The best restaurant in Blackberry, the Sugar Tree, was a two-story log cabin with picture windows that looked out on to a rolling, snow-covered lawn. In the summer, the hostess told Jax, there were glorious flowers and blossoming trees, a tiny pond with a fountain in the center, and outdoor tables. But this time of year, all the fun was indoors. The second floor was loft-style on all four sides, leaving the center of the place open clear to the rafters. It was a hell of a place.

The hostess seated them at a table near the huge stone fireplace with a window nearby, leaned closer and said, “Welcome back to Blackberry, Lieutenant Jackson. We sure hope you like it enough to stay.” She sent her a wink. “Your waitress will be right over to take your drink orders.

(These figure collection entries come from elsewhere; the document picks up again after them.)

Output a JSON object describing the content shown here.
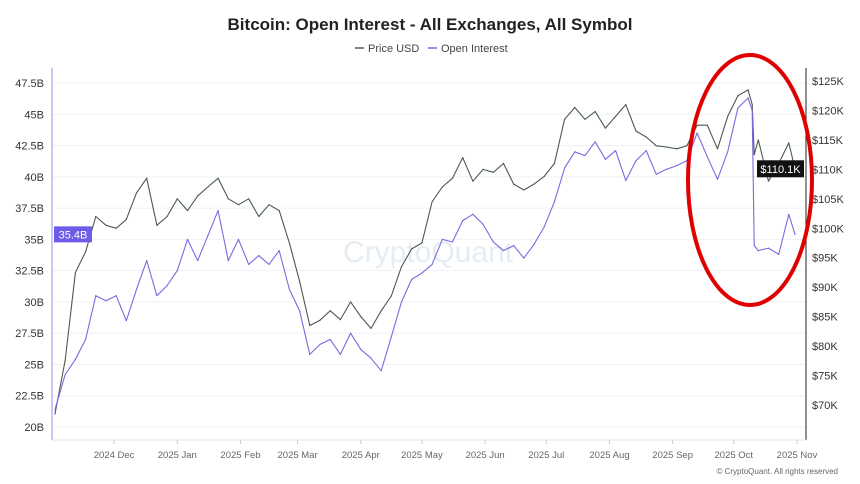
{
  "chart_data": {
    "type": "line",
    "title": "Bitcoin: Open Interest - All Exchanges, All Symbol",
    "legend": {
      "placement": "top-center",
      "entries": [
        "Price USD",
        "Open Interest"
      ]
    },
    "watermark": "CryptoQuant",
    "copyright": "© CryptoQuant. All rights reserved",
    "grid": true,
    "x_ticks": [
      {
        "label": "2024 Dec",
        "date": "2024-12-01"
      },
      {
        "label": "2025 Jan",
        "date": "2025-01-01"
      },
      {
        "label": "2025 Feb",
        "date": "2025-02-01"
      },
      {
        "label": "2025 Mar",
        "date": "2025-03-01"
      },
      {
        "label": "2025 Apr",
        "date": "2025-04-01"
      },
      {
        "label": "2025 May",
        "date": "2025-05-01"
      },
      {
        "label": "2025 Jun",
        "date": "2025-06-01"
      },
      {
        "label": "2025 Jul",
        "date": "2025-07-01"
      },
      {
        "label": "2025 Aug",
        "date": "2025-08-01"
      },
      {
        "label": "2025 Sep",
        "date": "2025-09-01"
      },
      {
        "label": "2025 Oct",
        "date": "2025-10-01"
      },
      {
        "label": "2025 Nov",
        "date": "2025-11-01"
      }
    ],
    "xlim": [
      "2024-11-02",
      "2025-11-01"
    ],
    "y_left": {
      "unit": "B",
      "ylim": [
        18.96,
        48.54
      ],
      "ticks": [
        20,
        22.5,
        25,
        27.5,
        30,
        32.5,
        35,
        37.5,
        40,
        42.5,
        45,
        47.5
      ],
      "tick_labels": [
        "20B",
        "22.5B",
        "25B",
        "27.5B",
        "30B",
        "32.5B",
        "35B",
        "37.5B",
        "40B",
        "42.5B",
        "45B",
        "47.5B"
      ],
      "current_label": "35.4B"
    },
    "y_right": {
      "unit": "K USD",
      "ylim": [
        64.06,
        126.87
      ],
      "ticks": [
        70,
        75,
        80,
        85,
        90,
        95,
        100,
        105,
        110,
        115,
        120,
        125
      ],
      "tick_labels": [
        "$70K",
        "$75K",
        "$80K",
        "$85K",
        "$90K",
        "$95K",
        "$100K",
        "$105K",
        "$110K",
        "$115K",
        "$120K",
        "$125K"
      ],
      "current_label": "$110.1K"
    },
    "x": [
      "2024-11-02",
      "2024-11-07",
      "2024-11-12",
      "2024-11-17",
      "2024-11-22",
      "2024-11-27",
      "2024-12-02",
      "2024-12-07",
      "2024-12-12",
      "2024-12-17",
      "2024-12-22",
      "2024-12-27",
      "2025-01-01",
      "2025-01-06",
      "2025-01-11",
      "2025-01-16",
      "2025-01-21",
      "2025-01-26",
      "2025-01-31",
      "2025-02-05",
      "2025-02-10",
      "2025-02-15",
      "2025-02-20",
      "2025-02-25",
      "2025-03-02",
      "2025-03-07",
      "2025-03-12",
      "2025-03-17",
      "2025-03-22",
      "2025-03-27",
      "2025-04-01",
      "2025-04-06",
      "2025-04-11",
      "2025-04-16",
      "2025-04-21",
      "2025-04-26",
      "2025-05-01",
      "2025-05-06",
      "2025-05-11",
      "2025-05-16",
      "2025-05-21",
      "2025-05-26",
      "2025-05-31",
      "2025-06-05",
      "2025-06-10",
      "2025-06-15",
      "2025-06-20",
      "2025-06-25",
      "2025-06-30",
      "2025-07-05",
      "2025-07-10",
      "2025-07-15",
      "2025-07-20",
      "2025-07-25",
      "2025-07-30",
      "2025-08-04",
      "2025-08-09",
      "2025-08-14",
      "2025-08-19",
      "2025-08-24",
      "2025-08-29",
      "2025-09-03",
      "2025-09-08",
      "2025-09-13",
      "2025-09-18",
      "2025-09-23",
      "2025-09-28",
      "2025-10-03",
      "2025-10-08",
      "2025-10-10",
      "2025-10-11",
      "2025-10-13",
      "2025-10-18",
      "2025-10-23",
      "2025-10-28",
      "2025-10-31"
    ],
    "series": [
      {
        "name": "Price USD",
        "axis": "right",
        "color": "#4b5a4e",
        "values": [
          68.5,
          77.6,
          92.5,
          96,
          102,
          100.5,
          100,
          101.5,
          106,
          108.5,
          100.5,
          102,
          105,
          103,
          105.5,
          107,
          108.5,
          105,
          104,
          105,
          102,
          104,
          103,
          97.5,
          91,
          83.5,
          84.4,
          86,
          84.5,
          87.5,
          85,
          83,
          86,
          88.5,
          93.5,
          96.5,
          97.5,
          104.5,
          107,
          108.5,
          112,
          108,
          110,
          109.5,
          111,
          107.5,
          106.5,
          107.5,
          108.8,
          111,
          118.5,
          120.5,
          118.5,
          119.8,
          117,
          119,
          121,
          116.5,
          115.5,
          114,
          113.8,
          113.5,
          114,
          117.5,
          117.5,
          113.5,
          119,
          122.5,
          123.5,
          121,
          112.5,
          115,
          108,
          111,
          114.5,
          110.1
        ]
      },
      {
        "name": "Open Interest",
        "axis": "left",
        "color": "#7a6ae0",
        "values": [
          21.4,
          24.2,
          25.4,
          27,
          30.5,
          30.1,
          30.5,
          28.5,
          31,
          33.3,
          30.5,
          31.3,
          32.5,
          35,
          33.3,
          35.3,
          37.3,
          33.3,
          35,
          33,
          33.7,
          33,
          34.1,
          31,
          29.3,
          25.8,
          26.6,
          27,
          25.8,
          27.5,
          26.2,
          25.5,
          24.5,
          27.2,
          30,
          31.8,
          32.3,
          33,
          35,
          34.8,
          36.5,
          37,
          36.2,
          34.8,
          34.1,
          34.5,
          33.5,
          34.6,
          36,
          38,
          40.7,
          42,
          41.7,
          42.8,
          41.4,
          42.1,
          39.7,
          41.3,
          42.1,
          40.2,
          40.6,
          40.9,
          41.3,
          43.5,
          41.6,
          39.8,
          42,
          45.5,
          46.3,
          45.3,
          34.5,
          34.1,
          34.3,
          33.8,
          37,
          35.4
        ]
      }
    ],
    "annotation": {
      "shape": "ellipse",
      "color": "#e00000",
      "highlights": "2025 Oct"
    }
  }
}
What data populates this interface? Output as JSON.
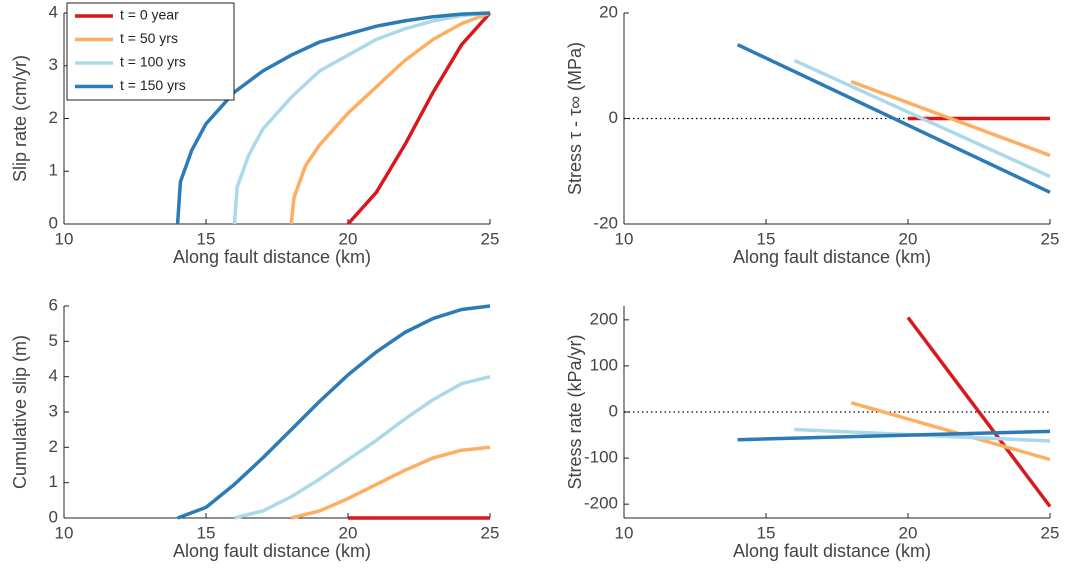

Enjoy your dinner.”

Jax lifted her brows and sent a look at the three coconspirators who sat around the circular table. “So, does the whole town know what I’m doing here?”

“Honey,” Frankie said, “this is Blackberry. The whole town probably knows what time you arrived and what your mother made you for breakfast.”

“Small towns,” Jax said with a shake of her head.

“It’s not all bad,” her mom told her. “People may know a lot of your business, but not all of it. It’s nice that they care enough to want to know what you’re willing to share, but also enough to know when to leave it alone.”